Free user - They get free access to the network, but their bandwidth is limited. Paying user - They pay a monthly fee and they share the available bandwidth (using fair queuing). Gamers - A paying user, but with some reserved bandwidth for gaming
Dummynet configuration is integrated into ipfw. You first have to define a pipe. Then you configure that parameters for the pipe e.g. 50kbit/s etc. Then you attach a pipe to a subnet. Remember, you should have one pipe for outgoing and another for incoming traffic.

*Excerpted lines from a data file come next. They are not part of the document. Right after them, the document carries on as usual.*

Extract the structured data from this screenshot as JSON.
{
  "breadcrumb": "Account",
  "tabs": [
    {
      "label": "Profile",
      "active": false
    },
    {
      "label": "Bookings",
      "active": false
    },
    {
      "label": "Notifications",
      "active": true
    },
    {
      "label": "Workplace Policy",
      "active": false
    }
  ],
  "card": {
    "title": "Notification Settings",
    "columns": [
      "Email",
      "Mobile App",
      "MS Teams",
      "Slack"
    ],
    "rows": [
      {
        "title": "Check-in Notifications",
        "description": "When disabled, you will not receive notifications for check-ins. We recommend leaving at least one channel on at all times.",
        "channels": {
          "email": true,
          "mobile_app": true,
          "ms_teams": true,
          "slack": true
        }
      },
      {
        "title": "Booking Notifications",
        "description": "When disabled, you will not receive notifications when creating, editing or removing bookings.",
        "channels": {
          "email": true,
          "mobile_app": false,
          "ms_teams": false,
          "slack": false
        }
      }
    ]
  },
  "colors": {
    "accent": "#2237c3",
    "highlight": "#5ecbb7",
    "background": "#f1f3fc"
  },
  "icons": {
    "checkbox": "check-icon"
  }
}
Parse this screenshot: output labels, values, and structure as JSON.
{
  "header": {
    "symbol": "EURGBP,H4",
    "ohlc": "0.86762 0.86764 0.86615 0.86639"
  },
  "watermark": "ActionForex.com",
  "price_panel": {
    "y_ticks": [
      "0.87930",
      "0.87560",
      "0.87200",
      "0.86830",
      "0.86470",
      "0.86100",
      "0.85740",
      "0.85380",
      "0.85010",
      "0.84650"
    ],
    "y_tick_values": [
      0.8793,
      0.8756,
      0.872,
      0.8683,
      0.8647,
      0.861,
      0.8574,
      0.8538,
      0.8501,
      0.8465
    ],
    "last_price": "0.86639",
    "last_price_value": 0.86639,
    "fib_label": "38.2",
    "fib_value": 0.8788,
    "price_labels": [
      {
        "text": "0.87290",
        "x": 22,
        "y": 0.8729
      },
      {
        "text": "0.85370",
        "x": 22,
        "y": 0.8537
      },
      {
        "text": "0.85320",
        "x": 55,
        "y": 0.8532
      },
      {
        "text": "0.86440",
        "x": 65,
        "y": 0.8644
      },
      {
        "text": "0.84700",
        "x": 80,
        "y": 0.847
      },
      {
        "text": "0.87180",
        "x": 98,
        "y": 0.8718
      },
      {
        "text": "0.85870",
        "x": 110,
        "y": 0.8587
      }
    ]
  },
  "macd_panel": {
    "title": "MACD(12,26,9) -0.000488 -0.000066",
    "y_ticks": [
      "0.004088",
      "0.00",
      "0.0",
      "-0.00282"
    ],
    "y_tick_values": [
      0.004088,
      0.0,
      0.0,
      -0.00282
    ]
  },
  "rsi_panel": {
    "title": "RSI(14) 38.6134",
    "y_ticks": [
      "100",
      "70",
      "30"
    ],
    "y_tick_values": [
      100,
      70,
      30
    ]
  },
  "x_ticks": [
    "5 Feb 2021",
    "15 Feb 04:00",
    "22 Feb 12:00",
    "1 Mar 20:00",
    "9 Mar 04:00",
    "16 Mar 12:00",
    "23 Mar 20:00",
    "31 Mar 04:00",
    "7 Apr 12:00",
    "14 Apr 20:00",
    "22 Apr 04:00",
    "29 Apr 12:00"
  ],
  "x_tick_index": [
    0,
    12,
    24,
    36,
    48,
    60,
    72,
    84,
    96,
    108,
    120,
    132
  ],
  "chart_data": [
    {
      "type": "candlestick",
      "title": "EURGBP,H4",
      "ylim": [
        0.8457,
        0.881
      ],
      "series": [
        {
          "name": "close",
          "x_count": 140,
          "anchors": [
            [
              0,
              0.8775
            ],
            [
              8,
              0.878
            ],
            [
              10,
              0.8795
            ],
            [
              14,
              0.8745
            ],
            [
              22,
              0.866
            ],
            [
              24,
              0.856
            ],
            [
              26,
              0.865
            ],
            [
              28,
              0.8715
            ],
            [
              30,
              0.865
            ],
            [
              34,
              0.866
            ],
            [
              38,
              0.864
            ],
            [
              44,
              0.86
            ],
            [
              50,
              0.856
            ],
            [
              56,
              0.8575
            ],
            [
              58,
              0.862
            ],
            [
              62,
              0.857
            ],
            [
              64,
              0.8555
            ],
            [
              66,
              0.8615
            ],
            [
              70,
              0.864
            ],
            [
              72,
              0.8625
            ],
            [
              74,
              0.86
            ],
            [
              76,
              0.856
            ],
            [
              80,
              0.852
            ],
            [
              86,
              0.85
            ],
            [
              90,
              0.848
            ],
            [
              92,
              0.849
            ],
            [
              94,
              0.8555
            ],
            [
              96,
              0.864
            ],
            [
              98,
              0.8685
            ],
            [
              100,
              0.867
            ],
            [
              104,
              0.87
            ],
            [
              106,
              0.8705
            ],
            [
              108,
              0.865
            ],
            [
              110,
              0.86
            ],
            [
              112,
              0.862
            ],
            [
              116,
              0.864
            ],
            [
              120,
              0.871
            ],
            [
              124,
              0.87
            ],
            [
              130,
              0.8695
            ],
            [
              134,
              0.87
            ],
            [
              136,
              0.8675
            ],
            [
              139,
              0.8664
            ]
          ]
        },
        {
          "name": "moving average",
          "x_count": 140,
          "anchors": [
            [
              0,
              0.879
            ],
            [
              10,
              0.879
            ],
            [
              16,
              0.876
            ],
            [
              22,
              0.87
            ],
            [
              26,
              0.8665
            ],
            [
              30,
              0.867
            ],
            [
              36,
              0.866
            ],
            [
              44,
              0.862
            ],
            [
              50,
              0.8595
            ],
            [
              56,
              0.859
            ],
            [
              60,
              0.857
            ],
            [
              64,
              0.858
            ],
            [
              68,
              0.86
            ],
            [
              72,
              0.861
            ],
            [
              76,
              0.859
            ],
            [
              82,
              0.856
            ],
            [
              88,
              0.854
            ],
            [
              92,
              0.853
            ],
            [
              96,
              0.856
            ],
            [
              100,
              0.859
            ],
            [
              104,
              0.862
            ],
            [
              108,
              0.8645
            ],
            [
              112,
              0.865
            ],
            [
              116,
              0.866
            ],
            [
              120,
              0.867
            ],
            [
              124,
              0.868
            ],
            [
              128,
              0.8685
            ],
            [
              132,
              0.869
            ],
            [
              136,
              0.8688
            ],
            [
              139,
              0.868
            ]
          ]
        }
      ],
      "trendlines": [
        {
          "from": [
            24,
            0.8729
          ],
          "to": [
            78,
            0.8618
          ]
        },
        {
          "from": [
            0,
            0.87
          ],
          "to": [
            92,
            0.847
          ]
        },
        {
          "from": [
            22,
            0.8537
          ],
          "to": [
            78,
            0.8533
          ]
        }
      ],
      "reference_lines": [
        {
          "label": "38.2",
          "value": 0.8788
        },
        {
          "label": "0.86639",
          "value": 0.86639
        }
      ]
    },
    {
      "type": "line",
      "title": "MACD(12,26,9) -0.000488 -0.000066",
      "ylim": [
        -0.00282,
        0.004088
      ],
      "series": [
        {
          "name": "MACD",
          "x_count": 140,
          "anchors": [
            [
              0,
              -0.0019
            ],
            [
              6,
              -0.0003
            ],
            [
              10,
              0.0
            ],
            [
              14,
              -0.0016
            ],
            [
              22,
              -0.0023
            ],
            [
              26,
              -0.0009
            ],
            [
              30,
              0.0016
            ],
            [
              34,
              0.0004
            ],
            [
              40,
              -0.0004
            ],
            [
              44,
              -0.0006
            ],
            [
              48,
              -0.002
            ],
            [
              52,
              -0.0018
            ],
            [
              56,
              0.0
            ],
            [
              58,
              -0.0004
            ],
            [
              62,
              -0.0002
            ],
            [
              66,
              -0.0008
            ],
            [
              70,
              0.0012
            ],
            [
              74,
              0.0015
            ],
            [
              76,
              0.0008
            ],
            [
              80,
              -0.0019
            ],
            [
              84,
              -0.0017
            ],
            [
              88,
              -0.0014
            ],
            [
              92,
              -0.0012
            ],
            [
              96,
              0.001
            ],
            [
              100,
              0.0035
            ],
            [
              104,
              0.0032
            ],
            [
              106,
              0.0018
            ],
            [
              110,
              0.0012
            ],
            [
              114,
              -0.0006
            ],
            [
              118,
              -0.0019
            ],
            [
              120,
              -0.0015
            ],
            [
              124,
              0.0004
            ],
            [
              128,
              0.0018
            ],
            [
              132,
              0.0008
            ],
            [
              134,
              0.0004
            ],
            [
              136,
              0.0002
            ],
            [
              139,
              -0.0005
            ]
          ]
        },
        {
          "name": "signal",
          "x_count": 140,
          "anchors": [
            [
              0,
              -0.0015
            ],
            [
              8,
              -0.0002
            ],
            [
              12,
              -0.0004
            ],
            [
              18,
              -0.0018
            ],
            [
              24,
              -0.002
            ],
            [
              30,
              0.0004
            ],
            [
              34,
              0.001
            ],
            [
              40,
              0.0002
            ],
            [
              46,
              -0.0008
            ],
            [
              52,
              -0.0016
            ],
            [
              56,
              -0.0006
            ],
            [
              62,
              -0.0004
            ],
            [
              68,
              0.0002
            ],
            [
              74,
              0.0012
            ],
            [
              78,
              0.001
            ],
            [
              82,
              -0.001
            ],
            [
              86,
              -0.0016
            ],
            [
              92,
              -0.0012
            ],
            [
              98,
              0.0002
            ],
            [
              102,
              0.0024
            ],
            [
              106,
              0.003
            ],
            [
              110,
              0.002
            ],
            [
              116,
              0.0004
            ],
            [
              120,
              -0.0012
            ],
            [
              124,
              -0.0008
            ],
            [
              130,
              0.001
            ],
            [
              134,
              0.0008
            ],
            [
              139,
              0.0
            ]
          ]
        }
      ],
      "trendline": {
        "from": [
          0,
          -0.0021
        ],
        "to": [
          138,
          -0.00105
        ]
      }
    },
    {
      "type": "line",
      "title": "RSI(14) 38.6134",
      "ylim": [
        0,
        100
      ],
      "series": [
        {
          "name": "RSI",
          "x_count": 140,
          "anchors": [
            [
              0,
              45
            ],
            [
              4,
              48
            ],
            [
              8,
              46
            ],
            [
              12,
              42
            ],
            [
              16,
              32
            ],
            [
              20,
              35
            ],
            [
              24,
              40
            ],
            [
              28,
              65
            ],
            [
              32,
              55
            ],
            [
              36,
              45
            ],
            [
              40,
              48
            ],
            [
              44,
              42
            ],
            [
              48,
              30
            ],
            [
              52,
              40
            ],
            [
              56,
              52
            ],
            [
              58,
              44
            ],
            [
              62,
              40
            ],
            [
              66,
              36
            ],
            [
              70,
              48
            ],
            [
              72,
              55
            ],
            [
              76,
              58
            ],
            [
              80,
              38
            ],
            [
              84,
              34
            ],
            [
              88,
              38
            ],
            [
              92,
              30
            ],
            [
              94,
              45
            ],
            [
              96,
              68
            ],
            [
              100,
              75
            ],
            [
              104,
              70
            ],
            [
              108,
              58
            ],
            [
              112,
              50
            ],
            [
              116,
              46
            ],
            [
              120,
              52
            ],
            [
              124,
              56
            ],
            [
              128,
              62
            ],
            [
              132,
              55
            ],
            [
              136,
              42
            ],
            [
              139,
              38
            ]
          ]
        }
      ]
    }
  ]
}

E.g. ipfw rules
#Bandwidth allocated for Wireless Mesh pipe 1 config bw 448Kbit/s pipe 2 config bw 3584Kbit/s pipe 3 config bw 25Kbit/s pipe 4 config bw 25Kbit/s
#paying people get a queue weigth of 100 queue 1 config pipe 1 weight 100 queue 2 config pipe 2 weight 100
#free people get a queue weight of 20 queue 3 config pipe 1 weight 20 queue 4 config pipe 2 weight 20
#adding queues to subnets 01001 queue 1 ip from 10.4.3.0/24 to any 01002 queue 1 ip from 10.4.4.0/24 to any 01003 queue 1 ip from 10.4.5.0/24 to any 01004 queue 1 ip from 10.4.6.0/24 to any 01005 queue 1 ip from 10.4.8.0/24 to any 01006 queue 1 ip from 10.4.9.0/24 to any 01007 queue 1 ip from 10.4.10.0/24 to any 02001 queue 2 ip from any to 10.4.3.0/24 02002 queue 2 ip from any to 10.4.4.0/24 02003 queue 2 ip from any to 10.4.5.0/24 02004 queue 2 ip from any to 10.4.6.0/24 02005 queue 2 ip from any to 10.4.8.0/24 02006 queue 2 ip from any to 10.4.9.0/24 02007 queue 2 ip from any to 10.4.10.0/24
For more info on Dummynet follow this link [4] and this one for FreeBSD firewalls [5].
Testing everything
I've used the same setup as the one that I use to test the splitting of network traffic. See picture. With the ipfw show command I could see how the counters would increase when traffic was send over the different networks. To test the bandwidth shaping I've did a file transfer from different subnets behind the router to a ftp server on our network. Works great, OK, after fixing some bugs :-)
picture ?
Next step was to test it with the actual ADSL routers that we planned to use in the network. Got host with one of the routers and started to play with it at home. I don't have an ADSL line at home, but I can test the Ethernet side. Now for the fist hick-up. The router had limited features and it did not support routing or static routes. This meant that the ADSL box will not know how to send traffic back to the mesh. OK, back to the drawing board to look at all the options (Another ADSL router, double NAT, pppoe on FreeBSD etc).